Comment #1 by john.loughran.colvin — 2017-03-02T13:55:58Z
In order to add typeof(AggregateType.member) support to std.typecons.Proxy (with knockon improvements to a few other things in std.typecons), either this bug or https://issues.dlang.org/show_bug.cgi?id=17240 needs resolving.
Comment #2 by nick — 2022-09-14T13:12:49Z
> @property int b(this X)() { return 2; } If you change b above to c (I assume it's a typo), you get: int int() void As c is a template, the type is supposed to be void. This is nothing to do with the template this parameter.

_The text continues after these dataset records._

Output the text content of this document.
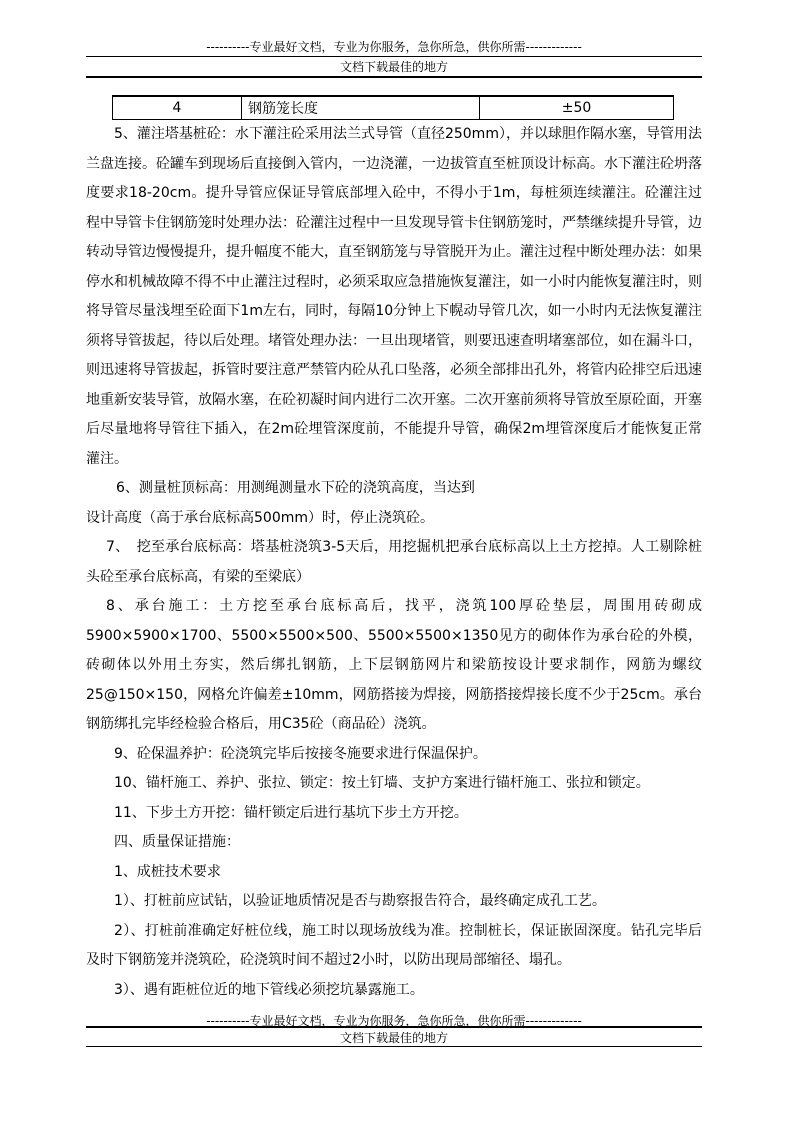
----------专业最好文档，专业为你服务，急你所急，供你所需-------------
文档下载最佳的地方
4	钢筋笼长度	±50

5、灌注塔基桩砼：水下灌注砼采用法兰式导管（直径250mm），并以球胆作隔水塞，导管用法兰盘连接。砼罐车到现场后直接倒入管内，一边浇灌，一边拔管直至桩顶设计标高。水下灌注砼坍落度要求18-20cm。提升导管应保证导管底部埋入砼中，不得小于1m，每桩须连续灌注。砼灌注过程中导管卡住钢筋笼时处理办法：砼灌注过程中一旦发现导管卡住钢筋笼时，严禁继续提升导管，边转动导管边慢慢提升，提升幅度不能大，直至钢筋笼与导管脱开为止。灌注过程中断处理办法：如果停水和机械故障不得不中止灌注过程时，必须采取应急措施恢复灌注，如一小时内能恢复灌注时，则将导管尽量浅埋至砼面下1m左右，同时，每隔10分钟上下幌动导管几次，如一小时内无法恢复灌注须将导管拔起，待以后处理。堵管处理办法：一旦出现堵管，则要迅速查明堵塞部位，如在漏斗口，则迅速将导管拔起，拆管时要注意严禁管内砼从孔口坠落，必须全部排出孔外，将管内砼排空后迅速地重新安装导管，放隔水塞，在砼初凝时间内进行二次开塞。二次开塞前须将导管放至原砼面，开塞后尽量地将导管往下插入，在2m砼埋管深度前，不能提升导管，确保2m埋管深度后才能恢复正常灌注。

6、测量桩顶标高：用测绳测量水下砼的浇筑高度，当达到

设计高度（高于承台底标高500mm）时，停止浇筑砼。

7、　挖至承台底标高：塔基桩浇筑3-5天后，用挖掘机把承台底标高以上土方挖掉。人工剔除桩头砼至承台底标高，有梁的至梁底）

8、承台施工：土方挖至承台底标高后，找平，浇筑100厚砼垫层，周围用砖砌成5900×5900×1700、5500×5500×500、5500×5500×1350见方的砌体作为承台砼的外模，砖砌体以外用土夯实，然后绑扎钢筋，上下层钢筋网片和梁筋按设计要求制作，网筋为螺纹25@150×150，网格允许偏差±10mm，网筋搭接为焊接，网筋搭接焊接长度不少于25cm。承台钢筋绑扎完毕经检验合格后，用C35砼（商品砼）浇筑。

9、砼保温养护：砼浇筑完毕后按接冬施要求进行保温保护。

10、锚杆施工、养护、张拉、锁定：按土钉墙、支护方案进行锚杆施工、张拉和锁定。

11、下步土方开挖：锚杆锁定后进行基坑下步土方开挖。

四、质量保证措施：

1、成桩技术要求

1）、打桩前应试钻，以验证地质情况是否与勘察报告符合，最终确定成孔工艺。

2）、打桩前准确定好桩位线，施工时以现场放线为准。控制桩长，保证嵌固深度。钻孔完毕后及时下钢筋笼并浇筑砼，砼浇筑时间不超过2小时，以防出现局部缩径、塌孔。

3）、遇有距桩位近的地下管线必须挖坑暴露施工。

----------专业最好文档，专业为你服务，急你所急，供你所需-------------
文档下载最佳的地方
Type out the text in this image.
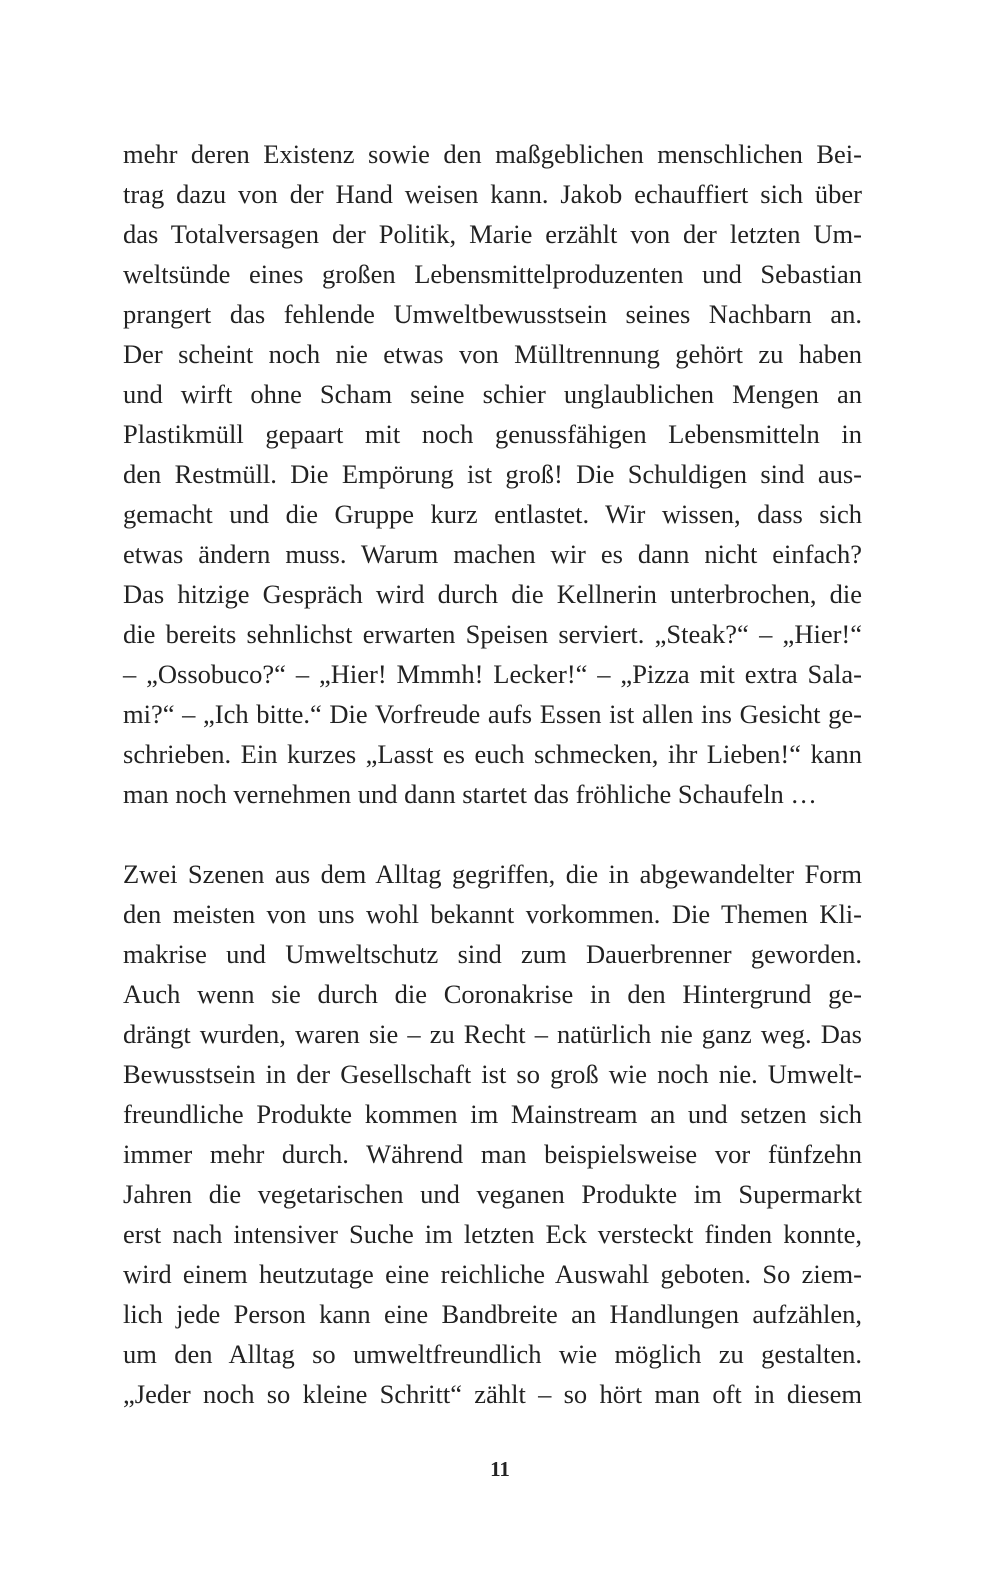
mehr deren Existenz sowie den maßgeblichen menschlichen Bei-
trag dazu von der Hand weisen kann. Jakob echauffiert sich über
das Totalversagen der Politik, Marie erzählt von der letzten Um-
weltsünde eines großen Lebensmittelproduzenten und Sebastian
prangert das fehlende Umweltbewusstsein seines Nachbarn an.
Der scheint noch nie etwas von Mülltrennung gehört zu haben
und wirft ohne Scham seine schier unglaublichen Mengen an
Plastikmüll gepaart mit noch genussfähigen Lebensmitteln in
den Restmüll. Die Empörung ist groß! Die Schuldigen sind aus-
gemacht und die Gruppe kurz entlastet. Wir wissen, dass sich
etwas ändern muss. Warum machen wir es dann nicht einfach?
Das hitzige Gespräch wird durch die Kellnerin unterbrochen, die
die bereits sehnlichst erwarten Speisen serviert. „Steak?“ – „Hier!“
– „Ossobuco?“ – „Hier! Mmmh! Lecker!“ – „Pizza mit extra Sala-
mi?“ – „Ich bitte.“ Die Vorfreude aufs Essen ist allen ins Gesicht ge-
schrieben. Ein kurzes „Lasst es euch schmecken, ihr Lieben!“ kann
man noch vernehmen und dann startet das fröhliche Schaufeln …
Zwei Szenen aus dem Alltag gegriffen, die in abgewandelter Form
den meisten von uns wohl bekannt vorkommen. Die Themen Kli-
makrise und Umweltschutz sind zum Dauerbrenner geworden.
Auch wenn sie durch die Coronakrise in den Hintergrund ge-
drängt wurden, waren sie – zu Recht – natürlich nie ganz weg. Das
Bewusstsein in der Gesellschaft ist so groß wie noch nie. Umwelt-
freundliche Produkte kommen im Mainstream an und setzen sich
immer mehr durch. Während man beispielsweise vor fünfzehn
Jahren die vegetarischen und veganen Produkte im Supermarkt
erst nach intensiver Suche im letzten Eck versteckt finden konnte,
wird einem heutzutage eine reichliche Auswahl geboten. So ziem-
lich jede Person kann eine Bandbreite an Handlungen aufzählen,
um den Alltag so umweltfreundlich wie möglich zu gestalten.
„Jeder noch so kleine Schritt“ zählt – so hört man oft in diesem
11
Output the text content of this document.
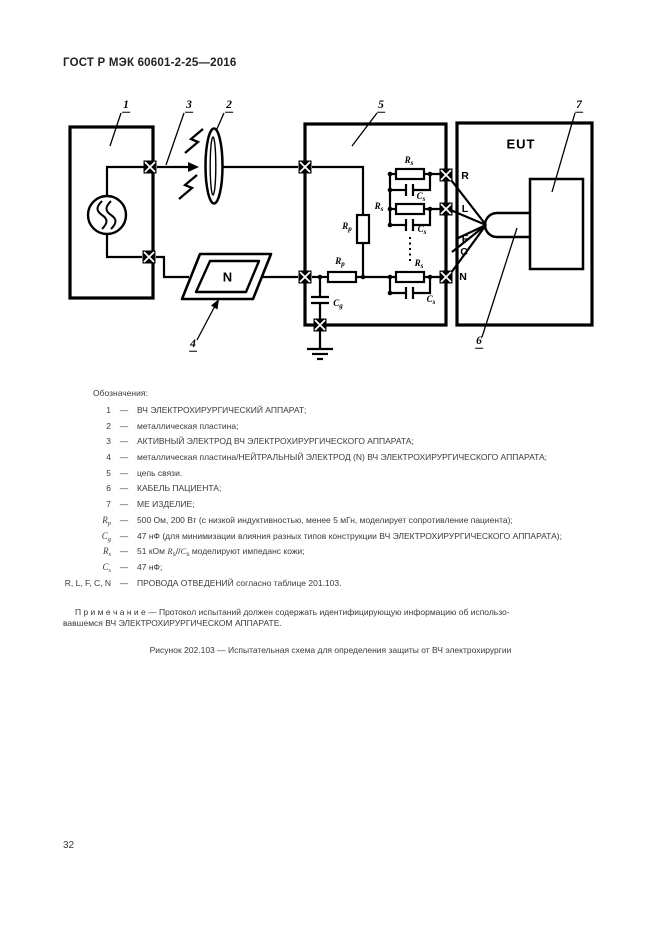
ГОСТ Р МЭК 60601-2-25—2016
1	2
3
4
5
6
7
EUT
N
R
L
F
C
N
$R_p$
$R_p$
$C_g$
$R_s$
$R_s$
$R_s$
$C_s$
$C_s$
$C_s$
Обозначения:
1	—	ВЧ ЭЛЕКТРОХИРУРГИЧЕСКИЙ АППАРАТ;
2	—	металлическая пластина;
3	—	АКТИВНЫЙ ЭЛЕКТРОД ВЧ ЭЛЕКТРОХИРУРГИЧЕСКОГО АППАРАТА;
4	—	металлическая пластина/НЕЙТРАЛЬНЫЙ ЭЛЕКТРОД (N) ВЧ ЭЛЕКТРОХИРУРГИЧЕСКОГО АППАРАТА;
5	—	цепь связи.
6	—	КАБЕЛЬ ПАЦИЕНТА;
7	—	МЕ ИЗДЕЛИЕ;
$R_p$	—	500 Ом, 200 Вт (с низкой индуктивностью, менее 5 мГн, моделирует сопротивление пациента);
$C_g$	—	47 нФ (для минимизации влияния разных типов конструкции ВЧ ЭЛЕКТРОХИРУРГИЧЕСКОГО АППАРАТА);
$R_s$	—	51 кОм $R_s//C_s$ моделируют импеданс кожи;
$C_s$	—	47 нФ;
R, L, F, C, N	—	ПРОВОДА ОТВЕДЕНИЙ согласно таблице 201.103.
П р и м е ч а н и е — Протокол испытаний должен содержать идентифицирующую информацию об использо-
вавшемся ВЧ ЭЛЕКТРОХИРУРГИЧЕСКОМ АППАРАТЕ.
Рисунок 202.103 — Испытательная схема для определения защиты от ВЧ электрохирургии
32
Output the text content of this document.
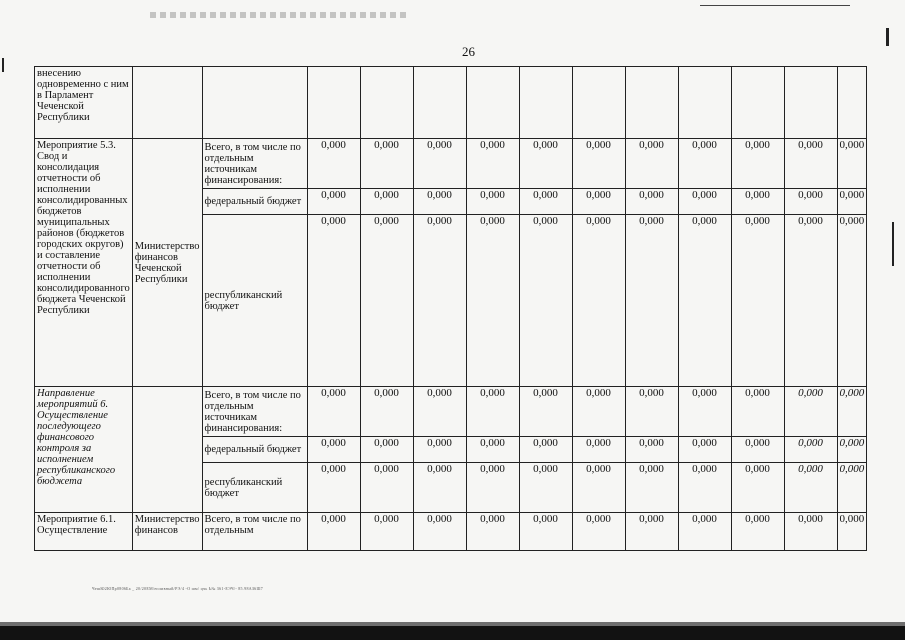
26
внесению одновременно с ним в Парламент Чеченской Республики													
Мероприятие 5.3. Свод и консолидация отчетности об исполнении консолидированных бюджетов муниципальных районов (бюджетов городских округов) и составление отчетности об исполнении консолидированного бюджета Чеченской Республики	Министерство финансов Чеченской Республики	Всего, в том числе по отдельным источникам финансирования:	0,000	0,000	0,000	0,000	0,000	0,000	0,000	0,000	0,000	0,000	0,000
		федеральный бюджет	0,000	0,000	0,000	0,000	0,000	0,000	0,000	0,000	0,000	0,000	0,000
		республиканский бюджет	0,000	0,000	0,000	0,000	0,000	0,000	0,000	0,000	0,000	0,000	0,000
Направление мероприятий 6. Осуществление последующего финансового контроля за исполнением республиканского бюджета		Всего, в том числе по отдельным источникам финансирования:	0,000	0,000	0,000	0,000	0,000	0,000	0,000	0,000	0,000	0,000	0,000
		федеральный бюджет	0,000	0,000	0,000	0,000	0,000	0,000	0,000	0,000	0,000	0,000	0,000
		республиканский бюджет	0,000	0,000	0,000	0,000	0,000	0,000	0,000	0,000	0,000	0,000	0,000
Мероприятие 6.1. Осуществление	Министерство финансов	Всего, в том числе по отдельным	0,000	0,000	0,000	0,000	0,000	0,000	0,000	0,000	0,000	0,000	0,000
ЧешЮ2ЮПр0806Ба _ 20/20ЕМ/епливный/РЭ/4 -О шм/ цчь Ь№ 361-ЕЭЧ/- 85.98АЗ6Ш7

Comment #3 by nick — 2022-09-14T13:14:24Z
> As c is a template, the type is supposed to be void This got added to the spec fairly recently: > If the expression is a Template, typeof gives the type void. https://dlang.org/spec/type.html#typeof
Comment #4 by john.loughran.colvin — 2022-09-14T19:26:27Z
(In reply to Nick Treleaven from comment #2) > > @property int b(this X)() { return 2; } > > If you change b above to c (I assume it's a typo), you get: > > int > int() > void > > As c is a template, the type is supposed to be void. This is nothing to do > with the template this parameter. Yes, a typo. I suppose that means this is a wontfix. typeof is weird, e.g. typeof(a.b) c = a.b; doesn’t actually work generically (aside from copy-ability concerns). I understand why it is this way, but it would be nice if the docs actually explained what it was supposed to do. The type of an expression is… well it depends what that expression part of. The “Full Expression” section is not very enlightening.